Now, using unchecked conversions, it's fine to say:
byte a = GetByteFromSomewhere();
sbyte b = (sbyte) a;
StoreSByteSomewhere(b);
...
sbyte b = GetSByteFromStorage();
byte a = (byte) b;
If that's all you're doing, that's fine. A byte
value of -1 will become an sbyte
value of 255 and vice versa - basically it's just interpreting the same bit pattern in different ways.
But if you're performing other operations on the value when it's being handled as the "wrong" type, then you could get unexpected answers. For example, consider "dividing by 3". If you divide -9 by 3, you get -3, right? Whereas if you have:
byte original = -9;
sbyte converted = (sbyte) original;
sbyte divided = converted / 3;
byte result = (byte) divided;
... then you end up with a result of -2 instead of -3, due to the way the arithmetic worked.
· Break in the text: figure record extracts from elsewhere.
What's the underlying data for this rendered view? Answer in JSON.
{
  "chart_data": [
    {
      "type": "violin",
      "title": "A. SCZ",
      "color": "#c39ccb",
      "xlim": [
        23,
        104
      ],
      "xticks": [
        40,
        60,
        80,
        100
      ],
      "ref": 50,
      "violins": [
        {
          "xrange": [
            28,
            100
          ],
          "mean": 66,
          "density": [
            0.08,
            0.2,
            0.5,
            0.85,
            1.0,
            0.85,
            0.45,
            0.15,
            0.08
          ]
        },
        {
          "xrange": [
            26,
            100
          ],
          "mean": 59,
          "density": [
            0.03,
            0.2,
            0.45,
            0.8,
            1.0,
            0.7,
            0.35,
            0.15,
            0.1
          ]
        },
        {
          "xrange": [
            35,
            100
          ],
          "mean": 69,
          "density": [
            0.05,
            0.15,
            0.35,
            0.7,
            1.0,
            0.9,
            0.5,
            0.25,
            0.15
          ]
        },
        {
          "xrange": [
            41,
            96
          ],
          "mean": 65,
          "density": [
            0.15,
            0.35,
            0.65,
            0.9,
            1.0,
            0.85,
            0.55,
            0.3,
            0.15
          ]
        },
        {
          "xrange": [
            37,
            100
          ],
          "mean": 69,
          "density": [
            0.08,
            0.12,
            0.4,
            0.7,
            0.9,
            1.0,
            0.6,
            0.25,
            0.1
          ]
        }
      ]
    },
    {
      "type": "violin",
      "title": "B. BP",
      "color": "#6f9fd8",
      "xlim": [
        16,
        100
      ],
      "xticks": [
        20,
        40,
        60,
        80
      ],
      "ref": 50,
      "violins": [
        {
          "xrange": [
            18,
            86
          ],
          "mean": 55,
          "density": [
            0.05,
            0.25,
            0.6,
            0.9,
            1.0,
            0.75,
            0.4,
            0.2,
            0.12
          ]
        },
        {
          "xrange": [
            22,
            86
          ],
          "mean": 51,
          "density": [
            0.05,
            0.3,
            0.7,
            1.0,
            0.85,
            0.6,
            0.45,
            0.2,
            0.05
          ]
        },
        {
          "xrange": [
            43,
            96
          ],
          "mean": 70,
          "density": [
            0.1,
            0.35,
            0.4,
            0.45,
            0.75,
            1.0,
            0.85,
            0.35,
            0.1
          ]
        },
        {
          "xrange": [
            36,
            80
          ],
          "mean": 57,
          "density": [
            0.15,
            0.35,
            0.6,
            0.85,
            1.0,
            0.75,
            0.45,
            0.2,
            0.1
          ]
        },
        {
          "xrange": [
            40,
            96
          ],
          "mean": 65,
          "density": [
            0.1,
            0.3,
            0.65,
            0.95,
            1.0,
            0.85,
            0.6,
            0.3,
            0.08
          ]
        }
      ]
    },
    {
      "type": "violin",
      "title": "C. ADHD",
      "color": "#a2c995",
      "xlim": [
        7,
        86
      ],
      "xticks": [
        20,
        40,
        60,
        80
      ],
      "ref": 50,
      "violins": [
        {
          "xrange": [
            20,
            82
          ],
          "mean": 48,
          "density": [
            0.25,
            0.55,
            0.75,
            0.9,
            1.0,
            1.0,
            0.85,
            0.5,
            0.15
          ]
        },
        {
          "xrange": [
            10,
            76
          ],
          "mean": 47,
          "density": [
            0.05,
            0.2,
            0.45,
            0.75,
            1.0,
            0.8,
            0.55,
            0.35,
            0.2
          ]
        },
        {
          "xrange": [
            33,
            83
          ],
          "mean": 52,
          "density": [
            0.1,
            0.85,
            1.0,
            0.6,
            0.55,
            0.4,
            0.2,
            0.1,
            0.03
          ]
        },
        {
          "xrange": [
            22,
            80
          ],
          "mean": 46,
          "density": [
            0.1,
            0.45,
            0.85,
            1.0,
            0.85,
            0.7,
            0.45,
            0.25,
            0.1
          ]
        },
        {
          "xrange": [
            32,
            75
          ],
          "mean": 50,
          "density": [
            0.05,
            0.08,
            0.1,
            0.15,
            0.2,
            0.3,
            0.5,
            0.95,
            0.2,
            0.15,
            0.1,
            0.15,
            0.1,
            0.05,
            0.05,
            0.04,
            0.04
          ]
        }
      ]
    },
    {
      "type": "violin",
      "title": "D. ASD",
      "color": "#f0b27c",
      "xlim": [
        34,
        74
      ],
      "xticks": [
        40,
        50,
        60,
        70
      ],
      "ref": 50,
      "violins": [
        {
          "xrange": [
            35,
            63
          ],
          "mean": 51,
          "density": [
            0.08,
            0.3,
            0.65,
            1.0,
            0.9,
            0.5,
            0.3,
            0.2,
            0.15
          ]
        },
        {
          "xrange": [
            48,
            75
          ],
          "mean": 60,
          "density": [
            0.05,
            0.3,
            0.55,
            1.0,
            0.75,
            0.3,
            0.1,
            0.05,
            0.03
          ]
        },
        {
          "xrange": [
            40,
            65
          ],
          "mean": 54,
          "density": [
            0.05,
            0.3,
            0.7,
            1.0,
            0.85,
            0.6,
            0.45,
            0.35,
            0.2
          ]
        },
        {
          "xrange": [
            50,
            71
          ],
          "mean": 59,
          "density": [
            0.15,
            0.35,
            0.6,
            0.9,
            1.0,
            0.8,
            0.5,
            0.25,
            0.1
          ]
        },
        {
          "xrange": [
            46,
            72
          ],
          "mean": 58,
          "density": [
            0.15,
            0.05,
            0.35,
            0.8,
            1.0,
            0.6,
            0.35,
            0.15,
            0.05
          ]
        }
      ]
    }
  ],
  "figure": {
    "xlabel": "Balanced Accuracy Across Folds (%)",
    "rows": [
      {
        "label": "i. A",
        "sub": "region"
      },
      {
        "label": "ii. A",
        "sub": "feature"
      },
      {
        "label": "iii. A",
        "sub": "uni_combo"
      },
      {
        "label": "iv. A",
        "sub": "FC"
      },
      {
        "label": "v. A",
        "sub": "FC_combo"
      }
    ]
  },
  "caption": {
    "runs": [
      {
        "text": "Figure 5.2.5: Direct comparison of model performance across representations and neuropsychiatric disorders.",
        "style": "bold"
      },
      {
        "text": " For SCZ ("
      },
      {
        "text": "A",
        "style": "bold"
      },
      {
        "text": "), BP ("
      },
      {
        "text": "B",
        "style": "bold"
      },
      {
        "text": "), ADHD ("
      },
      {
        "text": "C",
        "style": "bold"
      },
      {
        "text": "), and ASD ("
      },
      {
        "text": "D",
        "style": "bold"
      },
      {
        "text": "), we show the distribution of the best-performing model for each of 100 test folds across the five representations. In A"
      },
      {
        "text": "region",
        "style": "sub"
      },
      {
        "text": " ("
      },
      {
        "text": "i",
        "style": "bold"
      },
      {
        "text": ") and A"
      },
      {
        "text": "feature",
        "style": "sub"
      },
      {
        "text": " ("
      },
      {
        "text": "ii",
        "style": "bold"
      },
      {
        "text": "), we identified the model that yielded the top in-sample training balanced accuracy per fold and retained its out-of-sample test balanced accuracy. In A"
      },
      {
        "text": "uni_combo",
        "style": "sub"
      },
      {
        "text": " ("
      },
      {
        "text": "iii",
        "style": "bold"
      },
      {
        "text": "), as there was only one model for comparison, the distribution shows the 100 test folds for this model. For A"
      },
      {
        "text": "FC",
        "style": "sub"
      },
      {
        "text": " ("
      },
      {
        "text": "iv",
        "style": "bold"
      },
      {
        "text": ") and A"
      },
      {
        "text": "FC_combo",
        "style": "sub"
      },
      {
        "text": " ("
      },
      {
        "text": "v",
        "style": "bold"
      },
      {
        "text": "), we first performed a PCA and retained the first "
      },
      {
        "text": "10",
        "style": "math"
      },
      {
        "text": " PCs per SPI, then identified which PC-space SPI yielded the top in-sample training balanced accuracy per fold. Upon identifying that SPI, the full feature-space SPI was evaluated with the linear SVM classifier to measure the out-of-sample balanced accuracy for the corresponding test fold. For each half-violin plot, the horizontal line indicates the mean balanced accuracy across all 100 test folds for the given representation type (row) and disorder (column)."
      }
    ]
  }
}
Now that's all for unchecked conversions. When you have a checked conversion, it doesn't just interpret the bits - it treats the value as a number instead. So for example:
// In a checked context...
byte a = 128;
sbyte b = (sbyte) a; // Bang! Exception
That's because 128 (as a number) is outside the range of sbyte
. This is what's happening in your case - the number 18446744073708240732 is outside the range of long
, so you're getting an exception. The checked conversion is treating it as a number which can be range-checked, rather than an unchecked conversion just reinterpreting the bits as a long
(which leads to the negative number you want).